NEW YORK (Reuters Life!) - An iconic 19th-Century painting depicting an Ottoman Empire reserve soldier and his hunting dogs sold for $1.65 million on Wednesday at Christie's Old Master and 19th-Century paintings auction.
/ Source: Reuters

NEW YORK (Reuters Life!) - An iconic 19th-Century painting depicting an Ottoman Empire reserve soldier and his hunting dogs sold for $1.65 million on Wednesday at Christie's Old Master and 19th-Century paintings auction.

"Master of the Hounds," by Jean Leon Gerome, had generated significant buzz during exhibitions due to the reviving popularity of Orientalist art, Christie's said. It had been estimated to sell for between $700,000 and $1 million.

Several bidders competed for the diminutive work, which measures only 13 inches by 9-3/4 inches, effectively doubling the expected price.

The sale's top lot, as expected, was "View of the Molo, Venice, looking West", by 18th Century painter Luca Carlevarijs which sold for just over $4 million, in the middle of the estimate range and a new record for the artist.

The first session of the two-part sale took in just over $28 million, short of the $39.8 million pre-sale estimate.

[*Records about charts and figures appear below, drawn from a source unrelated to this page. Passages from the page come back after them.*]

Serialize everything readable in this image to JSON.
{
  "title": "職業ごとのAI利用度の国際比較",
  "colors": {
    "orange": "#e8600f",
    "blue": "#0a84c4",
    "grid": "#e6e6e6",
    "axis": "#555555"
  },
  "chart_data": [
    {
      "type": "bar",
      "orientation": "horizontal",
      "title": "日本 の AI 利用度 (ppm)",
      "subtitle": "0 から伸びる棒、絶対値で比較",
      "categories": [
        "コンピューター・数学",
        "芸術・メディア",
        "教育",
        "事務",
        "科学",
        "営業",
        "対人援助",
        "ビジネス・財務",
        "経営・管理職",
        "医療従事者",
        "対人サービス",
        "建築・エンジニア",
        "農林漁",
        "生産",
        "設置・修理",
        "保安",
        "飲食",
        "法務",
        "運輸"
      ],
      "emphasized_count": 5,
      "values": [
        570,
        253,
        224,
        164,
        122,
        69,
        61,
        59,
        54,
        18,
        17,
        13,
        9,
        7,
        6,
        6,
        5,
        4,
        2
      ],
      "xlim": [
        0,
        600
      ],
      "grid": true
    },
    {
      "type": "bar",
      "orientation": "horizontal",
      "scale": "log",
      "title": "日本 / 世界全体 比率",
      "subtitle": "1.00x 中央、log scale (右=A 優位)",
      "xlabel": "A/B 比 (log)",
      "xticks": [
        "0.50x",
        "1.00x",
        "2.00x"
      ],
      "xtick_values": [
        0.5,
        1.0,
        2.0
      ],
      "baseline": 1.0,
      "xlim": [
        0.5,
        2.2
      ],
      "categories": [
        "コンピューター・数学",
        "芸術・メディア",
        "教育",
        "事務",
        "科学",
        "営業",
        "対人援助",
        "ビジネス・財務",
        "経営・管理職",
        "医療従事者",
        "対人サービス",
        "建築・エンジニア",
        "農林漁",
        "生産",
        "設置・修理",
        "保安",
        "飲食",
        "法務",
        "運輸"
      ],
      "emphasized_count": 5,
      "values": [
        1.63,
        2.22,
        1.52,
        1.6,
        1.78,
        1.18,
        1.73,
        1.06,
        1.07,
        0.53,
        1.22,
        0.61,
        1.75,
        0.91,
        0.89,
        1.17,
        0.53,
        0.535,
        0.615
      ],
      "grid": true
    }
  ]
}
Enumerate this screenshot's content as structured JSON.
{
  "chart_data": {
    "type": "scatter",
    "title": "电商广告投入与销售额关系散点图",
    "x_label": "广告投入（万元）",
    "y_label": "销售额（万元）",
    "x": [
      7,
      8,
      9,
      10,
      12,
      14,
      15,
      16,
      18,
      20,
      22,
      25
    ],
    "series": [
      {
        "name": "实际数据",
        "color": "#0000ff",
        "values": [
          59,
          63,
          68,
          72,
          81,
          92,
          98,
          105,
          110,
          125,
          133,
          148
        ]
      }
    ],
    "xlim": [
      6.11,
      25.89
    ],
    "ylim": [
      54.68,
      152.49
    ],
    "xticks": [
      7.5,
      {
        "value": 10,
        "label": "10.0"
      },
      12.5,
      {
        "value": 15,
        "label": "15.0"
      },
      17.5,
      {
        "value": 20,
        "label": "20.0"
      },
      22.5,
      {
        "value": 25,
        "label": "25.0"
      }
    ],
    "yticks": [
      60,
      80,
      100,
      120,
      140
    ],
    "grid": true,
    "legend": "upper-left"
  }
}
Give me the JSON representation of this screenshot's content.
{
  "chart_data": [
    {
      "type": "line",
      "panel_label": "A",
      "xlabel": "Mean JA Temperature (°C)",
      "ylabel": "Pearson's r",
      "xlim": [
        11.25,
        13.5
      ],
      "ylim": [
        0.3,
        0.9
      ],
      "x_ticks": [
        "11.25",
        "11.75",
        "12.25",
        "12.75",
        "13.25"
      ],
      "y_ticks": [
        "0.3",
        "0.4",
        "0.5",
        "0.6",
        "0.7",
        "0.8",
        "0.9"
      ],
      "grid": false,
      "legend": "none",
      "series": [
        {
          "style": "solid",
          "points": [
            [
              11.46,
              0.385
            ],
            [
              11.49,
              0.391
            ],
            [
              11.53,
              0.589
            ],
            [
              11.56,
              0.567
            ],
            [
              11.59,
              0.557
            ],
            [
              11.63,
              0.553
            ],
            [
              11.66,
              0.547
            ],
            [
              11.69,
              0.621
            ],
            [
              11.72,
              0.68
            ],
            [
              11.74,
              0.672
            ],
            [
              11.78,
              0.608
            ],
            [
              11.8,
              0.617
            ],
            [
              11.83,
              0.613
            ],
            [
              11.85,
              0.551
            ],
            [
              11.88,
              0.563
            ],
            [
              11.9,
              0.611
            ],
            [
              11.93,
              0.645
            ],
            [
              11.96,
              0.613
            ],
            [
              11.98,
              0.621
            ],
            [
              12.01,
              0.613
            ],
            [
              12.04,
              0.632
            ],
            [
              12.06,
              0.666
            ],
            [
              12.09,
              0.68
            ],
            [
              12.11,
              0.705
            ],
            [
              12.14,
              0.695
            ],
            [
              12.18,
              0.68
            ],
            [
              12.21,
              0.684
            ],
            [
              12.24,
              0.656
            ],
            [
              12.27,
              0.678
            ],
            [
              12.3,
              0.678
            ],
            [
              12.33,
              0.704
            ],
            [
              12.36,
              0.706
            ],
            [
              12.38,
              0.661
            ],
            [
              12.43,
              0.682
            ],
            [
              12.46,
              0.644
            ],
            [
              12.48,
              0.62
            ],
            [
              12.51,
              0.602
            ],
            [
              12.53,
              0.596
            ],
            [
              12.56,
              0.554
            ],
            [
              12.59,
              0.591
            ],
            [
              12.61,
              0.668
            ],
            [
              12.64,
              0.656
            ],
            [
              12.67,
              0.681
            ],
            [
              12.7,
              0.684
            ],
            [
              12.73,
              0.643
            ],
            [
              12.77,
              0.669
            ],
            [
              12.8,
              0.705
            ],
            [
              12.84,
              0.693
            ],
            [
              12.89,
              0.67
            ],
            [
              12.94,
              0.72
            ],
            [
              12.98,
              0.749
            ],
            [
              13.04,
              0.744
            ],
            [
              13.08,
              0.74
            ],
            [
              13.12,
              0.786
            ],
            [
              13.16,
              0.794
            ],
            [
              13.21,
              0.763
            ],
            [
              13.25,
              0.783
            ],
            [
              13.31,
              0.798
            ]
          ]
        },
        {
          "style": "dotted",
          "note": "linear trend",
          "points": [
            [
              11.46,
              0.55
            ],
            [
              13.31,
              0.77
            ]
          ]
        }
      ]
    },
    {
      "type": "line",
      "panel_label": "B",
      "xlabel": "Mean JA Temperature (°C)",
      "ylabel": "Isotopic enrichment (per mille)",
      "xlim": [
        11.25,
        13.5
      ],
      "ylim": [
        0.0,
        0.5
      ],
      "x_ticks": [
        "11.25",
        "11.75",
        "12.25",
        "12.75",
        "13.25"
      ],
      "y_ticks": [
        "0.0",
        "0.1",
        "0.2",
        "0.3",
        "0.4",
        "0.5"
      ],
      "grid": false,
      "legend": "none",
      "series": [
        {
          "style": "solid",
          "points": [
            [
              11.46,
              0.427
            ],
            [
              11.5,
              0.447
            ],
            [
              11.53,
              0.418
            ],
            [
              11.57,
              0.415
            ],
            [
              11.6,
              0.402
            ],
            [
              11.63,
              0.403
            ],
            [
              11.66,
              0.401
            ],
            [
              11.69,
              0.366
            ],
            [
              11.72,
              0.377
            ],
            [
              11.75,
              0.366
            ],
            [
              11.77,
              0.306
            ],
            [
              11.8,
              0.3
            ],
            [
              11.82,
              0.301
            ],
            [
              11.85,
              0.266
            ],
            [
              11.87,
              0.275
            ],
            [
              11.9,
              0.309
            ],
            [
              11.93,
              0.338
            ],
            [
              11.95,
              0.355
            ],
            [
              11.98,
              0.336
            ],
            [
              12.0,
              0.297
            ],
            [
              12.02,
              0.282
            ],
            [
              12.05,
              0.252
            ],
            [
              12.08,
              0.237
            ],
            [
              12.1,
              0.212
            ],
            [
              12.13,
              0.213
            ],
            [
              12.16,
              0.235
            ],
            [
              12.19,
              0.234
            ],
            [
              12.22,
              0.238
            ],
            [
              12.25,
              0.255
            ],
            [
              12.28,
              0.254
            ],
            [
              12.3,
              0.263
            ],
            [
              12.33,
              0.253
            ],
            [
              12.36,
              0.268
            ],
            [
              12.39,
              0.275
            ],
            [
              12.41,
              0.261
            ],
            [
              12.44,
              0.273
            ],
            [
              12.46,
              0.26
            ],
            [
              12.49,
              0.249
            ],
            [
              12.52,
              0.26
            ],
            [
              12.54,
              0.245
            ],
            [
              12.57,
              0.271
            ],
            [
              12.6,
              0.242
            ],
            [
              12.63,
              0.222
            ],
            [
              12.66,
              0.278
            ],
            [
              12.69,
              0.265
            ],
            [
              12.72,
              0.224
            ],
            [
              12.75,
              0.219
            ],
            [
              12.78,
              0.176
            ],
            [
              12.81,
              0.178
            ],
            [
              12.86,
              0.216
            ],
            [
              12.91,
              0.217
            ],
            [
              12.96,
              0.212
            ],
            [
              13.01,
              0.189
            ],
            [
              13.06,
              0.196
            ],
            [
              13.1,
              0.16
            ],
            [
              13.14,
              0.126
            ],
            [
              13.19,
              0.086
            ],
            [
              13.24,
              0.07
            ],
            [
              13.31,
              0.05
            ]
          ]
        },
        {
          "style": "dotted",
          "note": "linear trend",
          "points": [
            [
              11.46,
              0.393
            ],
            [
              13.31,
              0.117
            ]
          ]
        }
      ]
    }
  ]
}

Nearly two-thirds of the 74 lots on offer were sold.

While the art market came back strong last year as the financial industry continued to recover following the 2008 crisis and global recession, the Old Master category did not improve from 2009.

According to Art Research Technologies, which uses quantitative methodologies to analyze the art market, the sell-through rates inched up, but the sector's gross fell by three percent.

But bidding was steady in the salesroom, via telephones and on the Internet, where one bidder in the Britain paid the second-highest price ever for a painting on Christie's LIVE, $962,500. Another client bid even more -- $1.1 million -- for a different work, but was outbid.

Other highlights included Pompeo Girolamo Batoni's "Venus Caressing Cupid" which fetched $1.76 million, or three times the estimate.

A new record was also established for Melchior D'Hondecoeter, whose work depicting a peacock, a peahen and other birds sold for $1.65 million.

About 80 percent of the sales went to U.S. and European collectors, followed by South America and Asia, the latter an increasingly important collecting region.

The sale was the first in a week of Old Master auctions at Christie's, where along with rival Sotheby's nearly 1,000 works will be hitting the block.

On Thursday Sotheby's will offer the week's top-priced work, "A Sacra Conversazione: The Madonna and Child with Saints Luke and Catherine of Alexandria," circa 1560 and one of only a handful of multi-figured compositions by the Renaissance master Titian remaining in private hands.

It is estimated to fetch $15 million to $20 million.